Le cardinal a identifié cette disparition de l’éternité comme horizon du chrétien avec l’avènement de l’athéisme et de la sécularisation à l’œuvre depuis le 19e siècle en particulier. « L’athéisme s’exprime comme la négation de l’existence d’un créateur du monde », a-t-il affirmé. Au 19e siècle, elle prend la forme d’une « négation d’un au-delà ».
Comme lors de sa précédente méditation, le prédicateur convoque les penseurs qui ont précipité l’athéisme et les place devant leurs responsabilités. Hegel avait affirmé que « les chrétiens déversaient au Ciel les énergies destinées à la Terre » et leurs « attentes déçues ». De même, les philosophes Feuerbach et Marx combattent toute croyance dans une vie après la mort, croyance qui est une forme d’aliénation comme une autre selon eux.

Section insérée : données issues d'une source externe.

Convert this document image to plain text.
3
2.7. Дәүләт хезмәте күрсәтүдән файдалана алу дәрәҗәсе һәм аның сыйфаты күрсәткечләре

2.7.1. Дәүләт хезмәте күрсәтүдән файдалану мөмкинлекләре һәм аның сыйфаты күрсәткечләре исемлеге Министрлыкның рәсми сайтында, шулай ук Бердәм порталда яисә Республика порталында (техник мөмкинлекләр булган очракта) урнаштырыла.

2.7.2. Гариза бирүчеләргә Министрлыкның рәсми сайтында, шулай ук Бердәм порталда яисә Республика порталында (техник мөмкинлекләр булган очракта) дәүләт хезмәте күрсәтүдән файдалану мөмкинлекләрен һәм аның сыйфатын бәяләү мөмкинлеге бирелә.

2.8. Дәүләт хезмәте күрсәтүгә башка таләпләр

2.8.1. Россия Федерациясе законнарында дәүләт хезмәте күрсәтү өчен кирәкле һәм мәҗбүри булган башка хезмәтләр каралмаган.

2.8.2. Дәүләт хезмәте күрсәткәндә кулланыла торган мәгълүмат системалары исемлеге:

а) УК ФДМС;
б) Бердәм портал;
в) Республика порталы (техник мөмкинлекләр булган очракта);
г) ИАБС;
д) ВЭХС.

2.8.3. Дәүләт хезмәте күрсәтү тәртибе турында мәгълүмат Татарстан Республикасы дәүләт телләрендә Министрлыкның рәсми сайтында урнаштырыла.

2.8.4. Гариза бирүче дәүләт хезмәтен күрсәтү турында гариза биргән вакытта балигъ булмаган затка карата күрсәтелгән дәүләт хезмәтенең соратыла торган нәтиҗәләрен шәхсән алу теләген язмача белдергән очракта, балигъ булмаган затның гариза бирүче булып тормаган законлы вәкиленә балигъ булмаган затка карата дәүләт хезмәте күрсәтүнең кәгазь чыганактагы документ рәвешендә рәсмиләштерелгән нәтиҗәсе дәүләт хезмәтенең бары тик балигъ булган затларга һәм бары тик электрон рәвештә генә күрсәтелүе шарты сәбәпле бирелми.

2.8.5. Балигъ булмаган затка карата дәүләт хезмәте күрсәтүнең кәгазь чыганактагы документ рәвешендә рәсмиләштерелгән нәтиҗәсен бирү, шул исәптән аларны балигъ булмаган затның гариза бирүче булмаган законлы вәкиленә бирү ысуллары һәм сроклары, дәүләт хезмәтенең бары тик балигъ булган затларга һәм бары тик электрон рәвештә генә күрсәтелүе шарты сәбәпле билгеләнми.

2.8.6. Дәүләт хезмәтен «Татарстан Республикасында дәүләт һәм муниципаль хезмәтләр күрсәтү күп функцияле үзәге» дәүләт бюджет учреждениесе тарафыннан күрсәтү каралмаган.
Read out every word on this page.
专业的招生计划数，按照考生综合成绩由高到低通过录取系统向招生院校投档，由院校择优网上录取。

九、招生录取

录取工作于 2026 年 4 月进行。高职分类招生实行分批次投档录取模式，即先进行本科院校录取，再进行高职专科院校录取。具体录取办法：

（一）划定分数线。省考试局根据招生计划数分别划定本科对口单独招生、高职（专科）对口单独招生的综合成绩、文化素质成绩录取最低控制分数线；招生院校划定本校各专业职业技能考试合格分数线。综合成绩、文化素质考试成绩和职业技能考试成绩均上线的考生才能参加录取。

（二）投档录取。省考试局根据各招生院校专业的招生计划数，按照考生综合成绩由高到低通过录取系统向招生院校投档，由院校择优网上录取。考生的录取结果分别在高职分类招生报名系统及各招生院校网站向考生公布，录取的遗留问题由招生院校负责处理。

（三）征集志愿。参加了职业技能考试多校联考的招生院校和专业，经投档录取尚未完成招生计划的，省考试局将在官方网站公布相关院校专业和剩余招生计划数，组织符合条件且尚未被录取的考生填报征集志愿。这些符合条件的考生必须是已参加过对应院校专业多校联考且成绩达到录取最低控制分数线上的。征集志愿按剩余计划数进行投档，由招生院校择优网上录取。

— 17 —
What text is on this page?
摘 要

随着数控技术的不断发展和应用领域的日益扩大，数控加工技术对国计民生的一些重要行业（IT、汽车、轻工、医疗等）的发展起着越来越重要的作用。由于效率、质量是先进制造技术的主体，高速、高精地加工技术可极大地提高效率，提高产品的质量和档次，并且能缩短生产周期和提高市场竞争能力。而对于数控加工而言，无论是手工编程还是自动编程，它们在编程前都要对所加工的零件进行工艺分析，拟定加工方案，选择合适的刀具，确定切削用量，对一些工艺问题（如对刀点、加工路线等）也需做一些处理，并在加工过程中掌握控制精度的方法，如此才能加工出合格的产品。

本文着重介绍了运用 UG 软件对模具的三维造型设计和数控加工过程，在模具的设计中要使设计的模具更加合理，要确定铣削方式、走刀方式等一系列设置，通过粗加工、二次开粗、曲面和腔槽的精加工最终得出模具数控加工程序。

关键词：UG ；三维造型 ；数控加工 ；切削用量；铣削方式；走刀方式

Cette « ère du soupçon » qui plane sur la vie éternelle a précipité la sécularisation du 20è siècle, selon le haut prélat italien. Cette sécularisation recouvre deux sens: certes, elle impose une stricte séparation entre « le règne de César et celui de Dieu », séparation qui trouve d’ailleurs son fondement dans l’Évangile. Mais on peut aussi la comprendre comme une posture hostile à l’égale de la religion et de la vie éternelle. Dans ce cas, le cardinal Cantalamessa préfère parler de « sécularisme ».
Les chrétiens, remarque le cardinal, ont encore une « foi timide et réticente » au sujet de l’éternité. « Quand avons-nous entendu une prédication sur l’éternité pour la dernière fois? », interroge-t-il. Or « la disparition de l’horizon de l’éternité a sur la foi chrétienne l’effet qu’a le sable jeté sur une flamme: elle l’éteint, elle la suffoque ». Il a ainsi cité saint Augustin : « À quoi sert de bien vivre si l’on ne vit pas pour l’éternité? »
La foi en la vie éternelle constitue l’une des conditions de possibilité de l’évangélisation, fait remarque le haut prélat. « Si Christ n’est pas ressuscité, notre prédication n’a plus de contenu, et votre foi est sans objet », écrit saint Paul dans sa lettre aux Corinthiens (1 Co 15:14). L’Évangile affirme que, de même que nous sommes des êtres finis capables de l’infinité, selon la formule des scolastiques, de même « nous sommes des êtres mortels capables de l’éternité ».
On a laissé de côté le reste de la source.